Yayasan ini memberikan perhatian besar terhadap perkembangan dunia sastra dengan merangsang munculnya kreativitas para sastrawan lewat kegiatan diskusi dan penerbitan buku. Dalam hal diskusi, Saut juga mempelopori berdirinya Komunitas Kedai Ilalang, yang senantiasa eksis dengan ragam diskusi tentang perkembangan sastra juga penerbitan buku sastra.
Beragamnya aktivitas SPT dalam dunia kesusastraan, mendorongnya pada suatu saat menulis dalam bahasa Batak. Terbitnya buku kumpulan cerpen berbahasa Batak (torsatorsa Hata Batak), Mangongkal Holi (Penerbit Selasar Pena Talenta, 2012), merupakan bukti keuletan Saut untuk mewujudkan apa yang diinginkannya.
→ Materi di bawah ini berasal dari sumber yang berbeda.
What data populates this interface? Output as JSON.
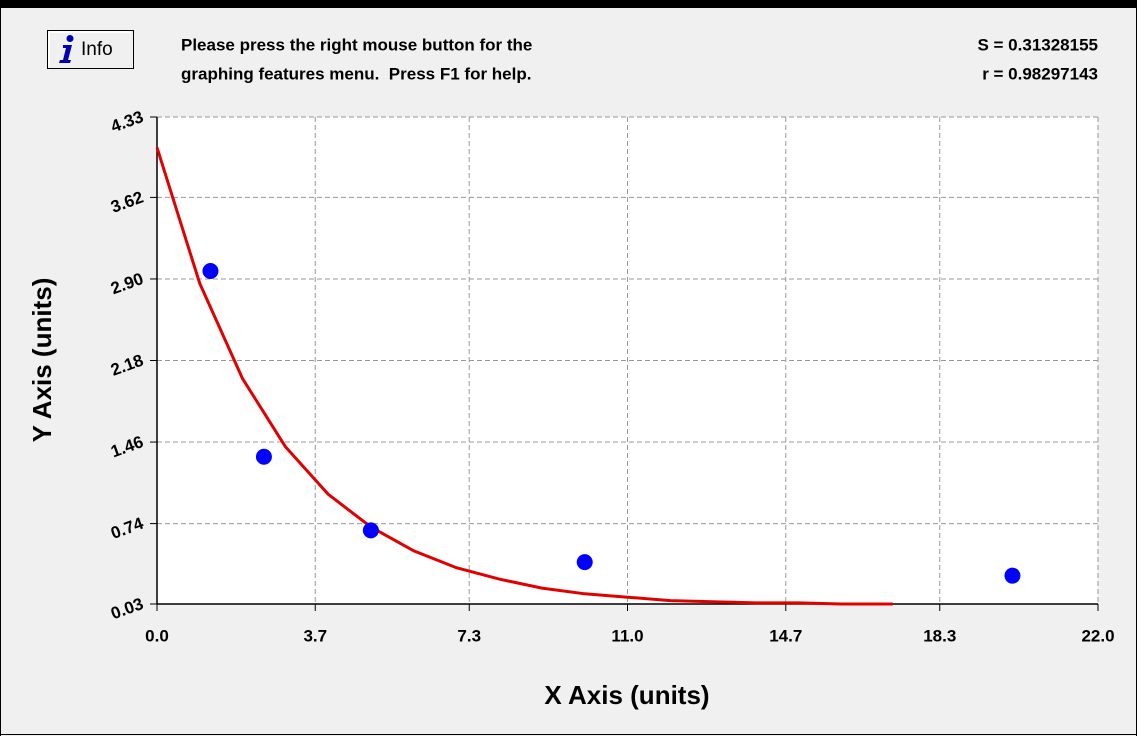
{
  "header": {
    "button": "Info",
    "instructions": [
      "Please press the right mouse button for the",
      "graphing features menu.  Press F1 for help."
    ],
    "stats": [
      "S = 0.31328155",
      "r = 0.98297143"
    ]
  },
  "chart_data": {
    "type": "scatter",
    "x_label": "X Axis (units)",
    "y_label": "Y Axis (units)",
    "xlim": [
      0,
      22
    ],
    "ylim": [
      0.03,
      4.33
    ],
    "xticks": [
      {
        "value": 0,
        "label": "0.0"
      },
      3.7,
      7.3,
      {
        "value": 11,
        "label": "11.0"
      },
      14.7,
      18.3,
      {
        "value": 22,
        "label": "22.0"
      }
    ],
    "yticks": [
      0.03,
      0.74,
      1.46,
      2.18,
      {
        "value": 2.9,
        "label": "2.90"
      },
      3.62,
      4.33
    ],
    "grid": true,
    "series": [
      {
        "type": "scatter",
        "color": "#0000ff",
        "x": [
          1.25,
          2.5,
          5,
          10,
          20
        ],
        "values": [
          2.97,
          1.33,
          0.68,
          0.4,
          0.28
        ]
      },
      {
        "type": "line",
        "color": "#e00000",
        "x": [
          0,
          1,
          2,
          3,
          4,
          5,
          6,
          7,
          8,
          9,
          10,
          11,
          12,
          13,
          14,
          15,
          16,
          17.2
        ],
        "values": [
          4.06,
          2.86,
          2.02,
          1.42,
          1.0,
          0.71,
          0.5,
          0.35,
          0.25,
          0.17,
          0.12,
          0.09,
          0.06,
          0.05,
          0.04,
          0.04,
          0.03,
          0.03
        ]
      }
    ]
  }
}
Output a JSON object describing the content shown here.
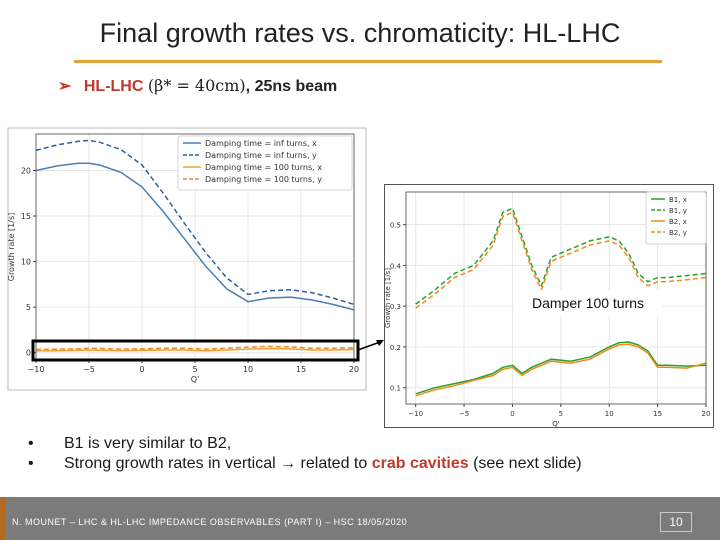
{
  "slide": {
    "title": "Final growth rates vs. chromaticity: HL-LHC",
    "subtitle_arrow": "➢",
    "subtitle_bold": "HL-LHC",
    "subtitle_formula": "(β* = 40cm)",
    "subtitle_rest": ", 25ns beam",
    "bullets": [
      {
        "pre": "B1 is very similar to B2,",
        "hl": "",
        "post": ""
      },
      {
        "pre": "Strong growth rates in vertical → related to ",
        "hl": "crab cavities",
        "post": " (see next slide)"
      }
    ],
    "bullet_glyph": "•",
    "footer": "N. MOUNET – LHC & HL-LHC IMPEDANCE OBSERVABLES (PART I) – HSC 18/05/2020",
    "page_number": "10",
    "colors": {
      "accent": "#c0392b",
      "rule": "#e3a23a",
      "footer": "#7b7b7b"
    },
    "inset_annotation": "Damper 100 turns"
  },
  "chart_data": [
    {
      "type": "line",
      "title": "",
      "xlabel": "Q'",
      "ylabel": "Growth rate [1/s]",
      "xlim": [
        -10,
        20
      ],
      "ylim": [
        -0.8,
        24
      ],
      "xticks": [
        -10,
        -5,
        0,
        5,
        10,
        15,
        20
      ],
      "yticks": [
        0,
        5,
        10,
        15,
        20
      ],
      "grid": true,
      "legend": "top-right",
      "x": [
        -10,
        -8,
        -6,
        -5,
        -4,
        -2,
        0,
        2,
        4,
        6,
        8,
        10,
        12,
        14,
        16,
        18,
        20
      ],
      "series": [
        {
          "name": "Damping time = inf turns, x",
          "color": "#4a7fb5",
          "dash": false,
          "values": [
            20.0,
            20.5,
            20.8,
            20.8,
            20.6,
            19.8,
            18.2,
            15.5,
            12.5,
            9.5,
            7.0,
            5.6,
            6.0,
            6.1,
            5.8,
            5.3,
            4.7
          ]
        },
        {
          "name": "Damping time = inf turns, y",
          "color": "#2c5f9e",
          "dash": true,
          "values": [
            22.2,
            22.8,
            23.2,
            23.3,
            23.1,
            22.3,
            20.6,
            17.5,
            14.2,
            11.0,
            8.2,
            6.4,
            6.8,
            6.9,
            6.6,
            6.0,
            5.3
          ]
        },
        {
          "name": "Damping time = 100 turns, x",
          "color": "#f0a030",
          "dash": false,
          "values": [
            0.2,
            0.22,
            0.25,
            0.3,
            0.28,
            0.22,
            0.25,
            0.3,
            0.3,
            0.2,
            0.3,
            0.4,
            0.45,
            0.42,
            0.3,
            0.3,
            0.35
          ]
        },
        {
          "name": "Damping time = 100 turns, y",
          "color": "#e8892b",
          "dash": true,
          "values": [
            0.35,
            0.38,
            0.42,
            0.5,
            0.47,
            0.38,
            0.42,
            0.5,
            0.5,
            0.38,
            0.5,
            0.62,
            0.68,
            0.65,
            0.5,
            0.5,
            0.55
          ]
        }
      ]
    },
    {
      "type": "line",
      "title": "",
      "xlabel": "Q'",
      "ylabel": "Growth rate [1/s]",
      "xlim": [
        -11,
        20
      ],
      "ylim": [
        0.06,
        0.58
      ],
      "xticks": [
        -10,
        -5,
        0,
        5,
        10,
        15,
        20
      ],
      "yticks": [
        0.1,
        0.2,
        0.3,
        0.4,
        0.5
      ],
      "grid": true,
      "legend": "top-right",
      "x": [
        -10,
        -8,
        -6,
        -4,
        -2,
        -1,
        0,
        1,
        2,
        3,
        4,
        6,
        8,
        10,
        11,
        12,
        13,
        14,
        15,
        16,
        18,
        20
      ],
      "series": [
        {
          "name": "B1, x",
          "color": "#2ca02c",
          "dash": false,
          "values": [
            0.085,
            0.1,
            0.11,
            0.12,
            0.135,
            0.15,
            0.155,
            0.135,
            0.15,
            0.16,
            0.17,
            0.165,
            0.175,
            0.2,
            0.21,
            0.212,
            0.205,
            0.19,
            0.155,
            0.155,
            0.153,
            0.155
          ]
        },
        {
          "name": "B1, y",
          "color": "#2ca02c",
          "dash": true,
          "values": [
            0.305,
            0.34,
            0.38,
            0.4,
            0.46,
            0.53,
            0.54,
            0.47,
            0.4,
            0.35,
            0.42,
            0.44,
            0.46,
            0.47,
            0.46,
            0.43,
            0.38,
            0.36,
            0.37,
            0.37,
            0.375,
            0.38
          ]
        },
        {
          "name": "B2, x",
          "color": "#f08a1c",
          "dash": false,
          "values": [
            0.08,
            0.095,
            0.105,
            0.118,
            0.13,
            0.145,
            0.15,
            0.13,
            0.145,
            0.155,
            0.165,
            0.16,
            0.17,
            0.195,
            0.205,
            0.207,
            0.2,
            0.185,
            0.15,
            0.15,
            0.148,
            0.16
          ]
        },
        {
          "name": "B2, y",
          "color": "#f08a1c",
          "dash": true,
          "values": [
            0.295,
            0.33,
            0.37,
            0.39,
            0.45,
            0.52,
            0.53,
            0.46,
            0.39,
            0.34,
            0.41,
            0.43,
            0.45,
            0.46,
            0.45,
            0.42,
            0.37,
            0.35,
            0.36,
            0.36,
            0.365,
            0.37
          ]
        }
      ]
    }
  ]
}
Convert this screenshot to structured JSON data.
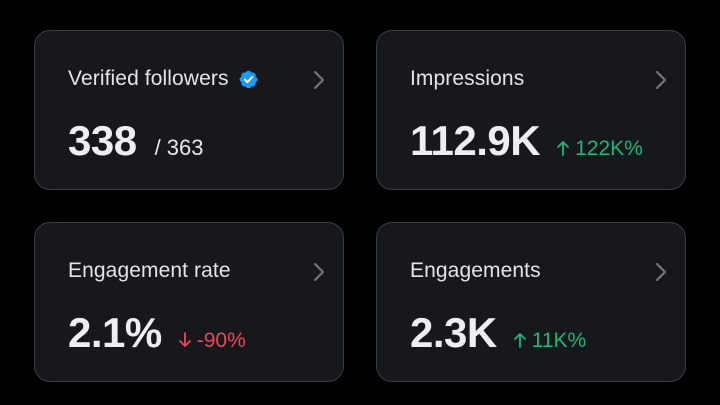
{
  "colors": {
    "background": "#000000",
    "card": "#17181c",
    "up": "#1fb47a",
    "down": "#f0435a",
    "verified": "#1d9bf0"
  },
  "cards": [
    {
      "title": "Verified followers",
      "value": "338",
      "sub": "/ 363",
      "icons": [
        "verified-badge-icon",
        "chevron-right-icon"
      ]
    },
    {
      "title": "Impressions",
      "value": "112.9K",
      "delta": "122K%",
      "direction": "up"
    },
    {
      "title": "Engagement rate",
      "value": "2.1%",
      "delta": "-90%",
      "direction": "down"
    },
    {
      "title": "Engagements",
      "value": "2.3K",
      "delta": "11K%",
      "direction": "up"
    }
  ]
}
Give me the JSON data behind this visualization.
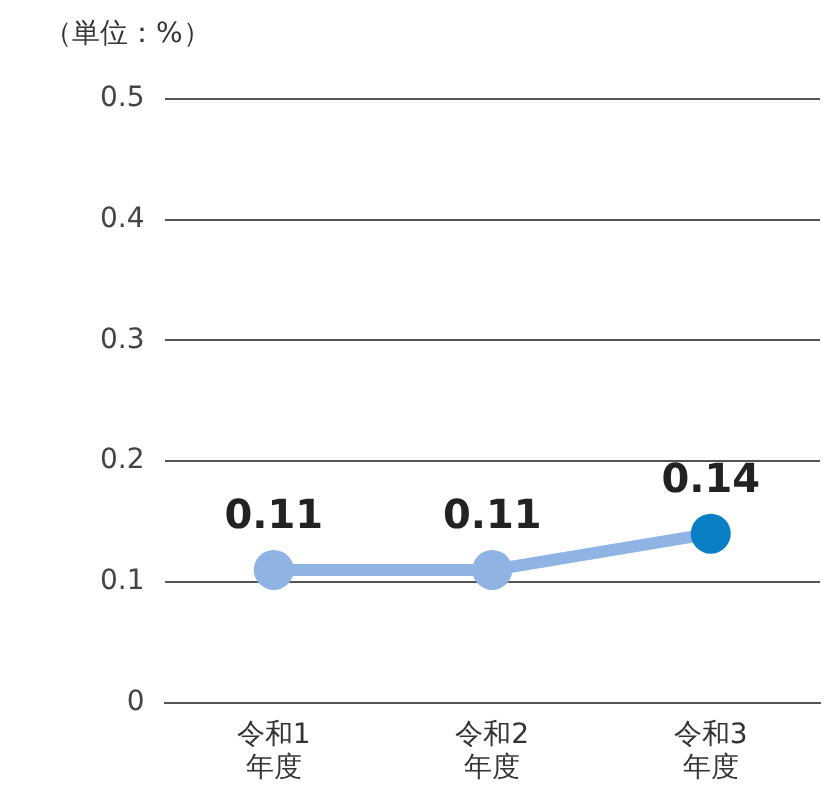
{
  "chart_data": {
    "type": "line",
    "ylabel": "（単位：%）",
    "categories": [
      "令和1年度",
      "令和2年度",
      "令和3年度"
    ],
    "series": [
      {
        "color": "#8fb3e3",
        "colors": [
          "#8fb3e3",
          "#8fb3e3",
          "#0a7fc6"
        ],
        "values": [
          0.11,
          0.11,
          0.14
        ]
      }
    ],
    "ylim": [
      0,
      0.5
    ],
    "yticks": [
      0,
      0.1,
      0.2,
      0.3,
      0.4,
      0.5
    ],
    "grid": "y",
    "legend": false,
    "marker": "circle",
    "line_style": "solid",
    "data_labels": true
  }
}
Buku ini akan menjadi pelecut sejarah bagi masyarakat Batak untuk tidak takut kehilangan pembaca bila menulis dalam bahasa Batak.
Memang, dari 10 cerpen dalam buku ini, sebagian merupakan cerpen yang awalnya ditulis dalam bahasa Indonesia, kemudian diterjemahkan ke dalam bahasa Batak. Justru karena diterjemahkan itulah cerpen tersebut menjadi lebih memiliki roh. Sebab, sesungguhnya roh dari cerpen itu akan muncul apabila ditulis dalam bahasa Batak, terutama karena kapital-kapital sosial masyarakat Batak menjadi lebih awet dalam teks-teks bahasa Batak.
Dalam cerpen Mangongkal Holi, yang bercerita tentang tradisi memindahkan makam leluhur (mangongkal holi) di lingkungan masyarakat Batak perantau yang tak resap lagi terhadap tradisi seperti itu. Dialok yang dibangun Saut di antara para tokohnya, yang menunjukkan kuatnya tradisi bermufakat di lingkungan masyarakat Batak, menjadi lebih menarik disimak sebagai sebuah gambaran antropologi budaya karena disajikan dalam bahasa Batak. Makna yang terkandung dalam setiap item kultur tradisi mangongkal holi yang harus melibatkan semua masyarakat di kampung, menerangkan kepada pembaca betapa masyarakat Batak merupakan sosok masyarakat yang hanya akan melakukan sebuah pekerjaan jika sudah dibicarakan dan diputuskan secara demokrasi.
Seandainya cerpen ini ditulis dalam bahasa Indonesia, akan banyak nilai-nilai habatahon (budaya Batak) yang tak bisa ditemukan. Bahasa Batak membuat nilai-nilai itu tetap terjaga. Begitu juga halnya dengan cerpen Lanteung. Awalnya cerpen ini ditulis dalam bahasa Indonesia, tapi ketika membacanya dalam bahasa Batak, ruh cerita tentang Lanteung lebih terasa.
Cerita-cerita lain dalam buku ini menjadi lebih tepat dikisahkan dalam bahasa Batak. Sebab itu, upaya Saut untuk melestarikan bahasa Batak dengan menulis karya sastra berbahasa Batak, layak menginspirasi banyak pihak. Sangat layak pula apabila panitia Hadiah Sastra Rancage pun mulai melirik karya sastra berbahasa Batak untuk diikutsertakan dalam penilaian. Pasti, kontinuitas penerbitan buku sastra berbahasa Batak akan terjaga sebagaimana kontinuitas penerbitan buku sastra berbahasa Sunda dan Jawa.
Akhir kata, salut untuk kreativitas SPT. Semoga jalan lama yang dibuka kembali makin diikuti banyak sastrawan asal Sumatra Utara, yang lahir dan besar dari tradisi masyarakat Batak.